Michael Gove reviews Charlie's Angels: Full Throttle.

Film After yesterday's rediscovery of the Tom Paulin's Star Wars critique, a glance through the Newsnight Review archive reveals that current Education Secretary Michael Gove was also a contributor which means we have on record his views on the Angels sequel:
"It's all parody and its no structure. It's a bit like one of those pizzas where you put Peking duck on top. You already have a bastardised art form with nothing truly or genuinely original about it. I enjoy spoofs. Ali G In Da House, I enjoy teen comedy, Something About Mary I liked. I enjoy action films with very, very little plot lines. I love almost all Bonds.
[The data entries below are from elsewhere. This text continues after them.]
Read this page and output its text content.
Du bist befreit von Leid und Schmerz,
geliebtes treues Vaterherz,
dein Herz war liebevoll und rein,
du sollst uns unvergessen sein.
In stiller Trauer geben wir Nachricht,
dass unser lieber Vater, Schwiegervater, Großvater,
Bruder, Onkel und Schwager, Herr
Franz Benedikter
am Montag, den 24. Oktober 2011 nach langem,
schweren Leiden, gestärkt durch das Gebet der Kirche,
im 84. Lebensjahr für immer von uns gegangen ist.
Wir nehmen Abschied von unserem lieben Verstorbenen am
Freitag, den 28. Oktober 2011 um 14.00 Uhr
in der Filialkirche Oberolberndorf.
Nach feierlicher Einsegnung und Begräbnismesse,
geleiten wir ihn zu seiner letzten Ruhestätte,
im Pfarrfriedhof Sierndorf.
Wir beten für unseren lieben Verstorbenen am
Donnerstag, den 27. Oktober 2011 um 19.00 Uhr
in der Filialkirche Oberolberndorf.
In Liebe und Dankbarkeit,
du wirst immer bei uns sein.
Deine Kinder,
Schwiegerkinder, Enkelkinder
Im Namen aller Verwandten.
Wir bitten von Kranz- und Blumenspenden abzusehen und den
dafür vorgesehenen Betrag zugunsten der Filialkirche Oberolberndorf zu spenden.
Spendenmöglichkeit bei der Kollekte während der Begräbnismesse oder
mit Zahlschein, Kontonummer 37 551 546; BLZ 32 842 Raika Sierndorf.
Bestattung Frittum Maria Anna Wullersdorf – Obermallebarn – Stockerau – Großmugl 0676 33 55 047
But this is I think aeons behind all of those in terms of originality, charm, humour, wit, anything which makes a good night out at the cinema."
On Die Another Day:
"There is a sense in which the Americans act as the invaluable aides to Bond and the Brits can't manage on their own. Bond triumphs through the exercise of a particular English form of savoir-faire and self-deprecation and his quintessential characteristics carry him through. The interesting thing is that the villain appears to be a quintessential Englishman gone to the bad. It is nice to see the dark version of Bond. The interplay between them is wonderfully effective."
On Spider-Man:
"It's for teenagers, because it has a genuinely, I believe, sophisticated morale structure than most films aimed at that age group, and without it being explicitly Christian, I do think it has that theme running through it.
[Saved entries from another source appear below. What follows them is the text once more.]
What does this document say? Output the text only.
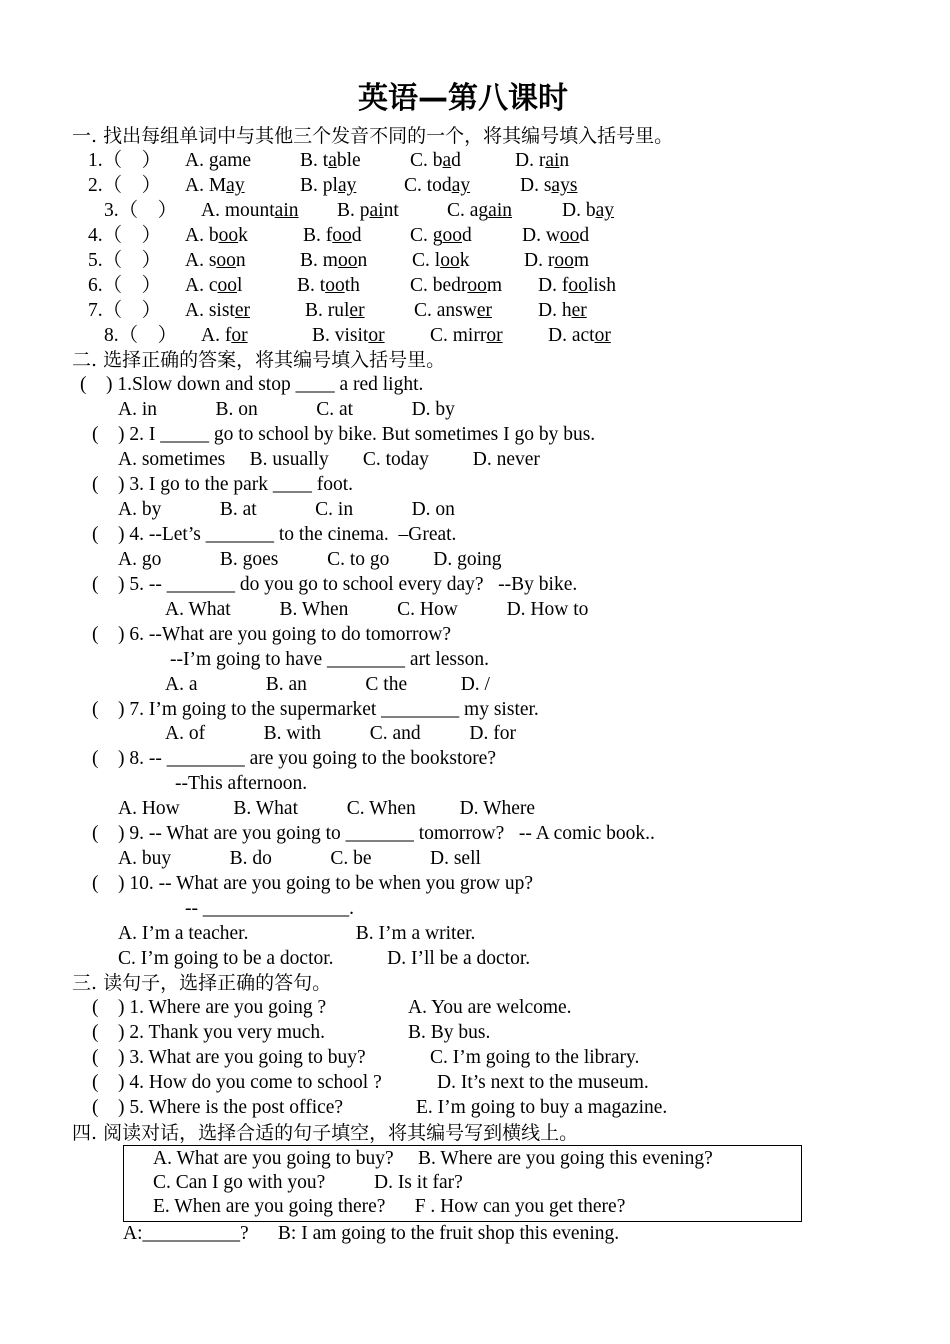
英语—第八课时
一. 找出每组单词中与其他三个发音不同的一个，将其编号填入括号里。
1.（    ） A. game	B. table	C. bad	D. rain
2.（    ） A. May	B. play C. today	D. says
3.（    ） A. mountain B. paint C. again	D. bay
4.（    ） A. book	B. food C. good	D. wood
5.（    ） A. soon	B. moon C. look	D. room
6.（    ） A. cool	B. tooth	C. bedroom D. foolish
7.（    ） A. sister	B. ruler	C. answer D. her
8.（    ） A. for	B. visitor C. mirror D. actor
二. 选择正确的答案，将其编号填入括号里。
(    ) 1.Slow down and stop ____ a red light.
A. in            B. on            C. at            D. by
(    ) 2. I _____ go to school by bike. But sometimes I go by bus.
A. sometimes     B. usually       C. today         D. never
(    ) 3. I go to the park ____ foot.
A. by            B. at            C. in            D. on
(    ) 4. --Let’s _______ to the cinema.  –Great.
A. go            B. goes          C. to go         D. going
(    ) 5. -- _______ do you go to school every day?   --By bike.
A. What          B. When          C. How          D. How to
(    ) 6. --What are you going to do tomorrow?
--I’m going to have ________ art lesson.
A. a              B. an            C the           D. /
(    ) 7. I’m going to the supermarket ________ my sister.
A. of            B. with          C. and          D. for
(    ) 8. -- ________ are you going to the bookstore?
--This afternoon.
A. How           B. What          C. When         D. Where
(    ) 9. -- What are you going to _______ tomorrow?   -- A comic book..
A. buy            B. do            C. be            D. sell
(    ) 10. -- What are you going to be when you grow up?
-- _______________.
A. I’m a teacher.                      B. I’m a writer.
C. I’m going to be a doctor.           D. I’ll be a doctor.
三. 读句子，选择正确的答句。
(    ) 1. Where are you going ?	A. You are welcome.
(    ) 2. Thank you very much.	B. By bus.
(    ) 3. What are you going to buy?	C. I’m going to the library.
(    ) 4. How do you come to school ?	D. It’s next to the museum.
(    ) 5. Where is the post office?	E. I’m going to buy a magazine.
四. 阅读对话，选择合适的句子填空，将其编号写到横线上。
A. What are you going to buy?     B. Where are you going this evening?
C. Can I go with you?          D. Is it far?
E. When are you going there?      F . How can you get there?
A:__________?      B: I am going to the fruit shop this evening.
When the Green Goblin takes Spider-Man up and shows him New York City and says, "My boy, this could be yours if you join me in this wicked project" is reminiscent of the Bible.
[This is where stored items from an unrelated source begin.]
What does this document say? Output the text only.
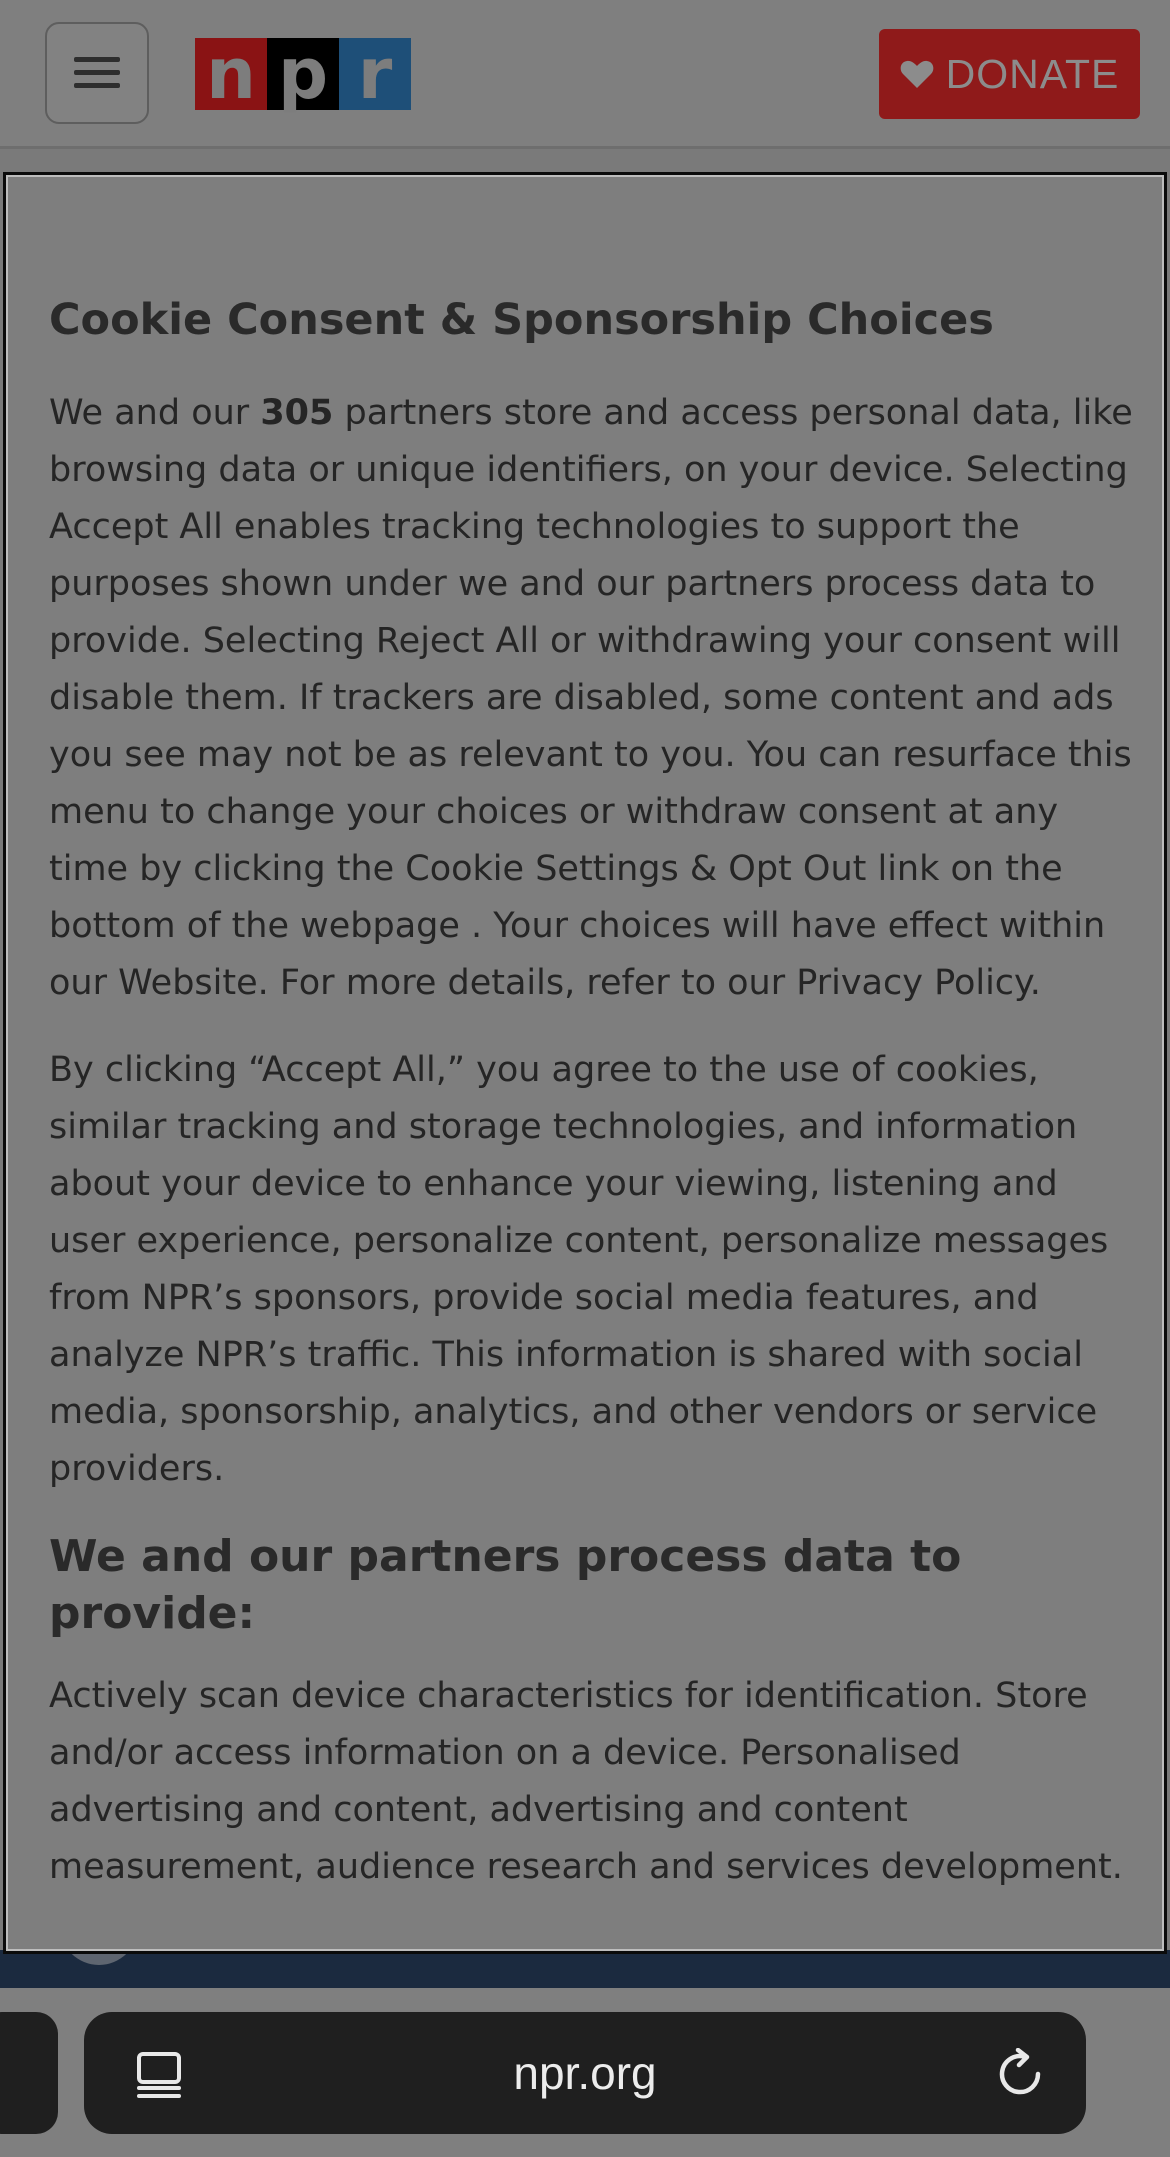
n p r	DONATE
Cookie Consent & Sponsorship Choices

We and our 305 partners store and access personal data, like browsing data or unique identifiers, on your device. Selecting Accept All enables tracking technologies to support the purposes shown under we and our partners process data to provide. Selecting Reject All or withdrawing your consent will disable them. If trackers are disabled, some content and ads you see may not be as relevant to you. You can resurface this menu to change your choices or withdraw consent at any time by clicking the Cookie Settings & Opt Out link on the bottom of the webpage . Your choices will have effect within our Website. For more details, refer to our Privacy Policy.

By clicking “Accept All,” you agree to the use of cookies, similar tracking and storage technologies, and information about your device to enhance your viewing, listening and user experience, personalize content, personalize messages from NPR’s sponsors, provide social media features, and analyze NPR’s traffic. This information is shared with social media, sponsorship, analytics, and other vendors or service providers.

We and our partners process data to provide:

Actively scan device characteristics for identification. Store and/or access information on a device. Personalised advertising and content, advertising and content measurement, audience research and services development.

npr.org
And the final scene is the renunciation scene. It's an affirmation of celibacy and vocation."
On Solaris:
"I think we have to judge the film in its own right. You can say it's half the length of Tarkovsky's already overlong faux classic.

What's the game? You are wasting 90 minutes rather than 3 hours.

The other thing is for anyone who is a genuine sci-fi fan, a lot of the science is hocus-pocus.

They lay on the science in an effort to give it an air of sophistication and all they make any genuine sci-fan do is roll his eyes."
He doesn't know much about films either does he?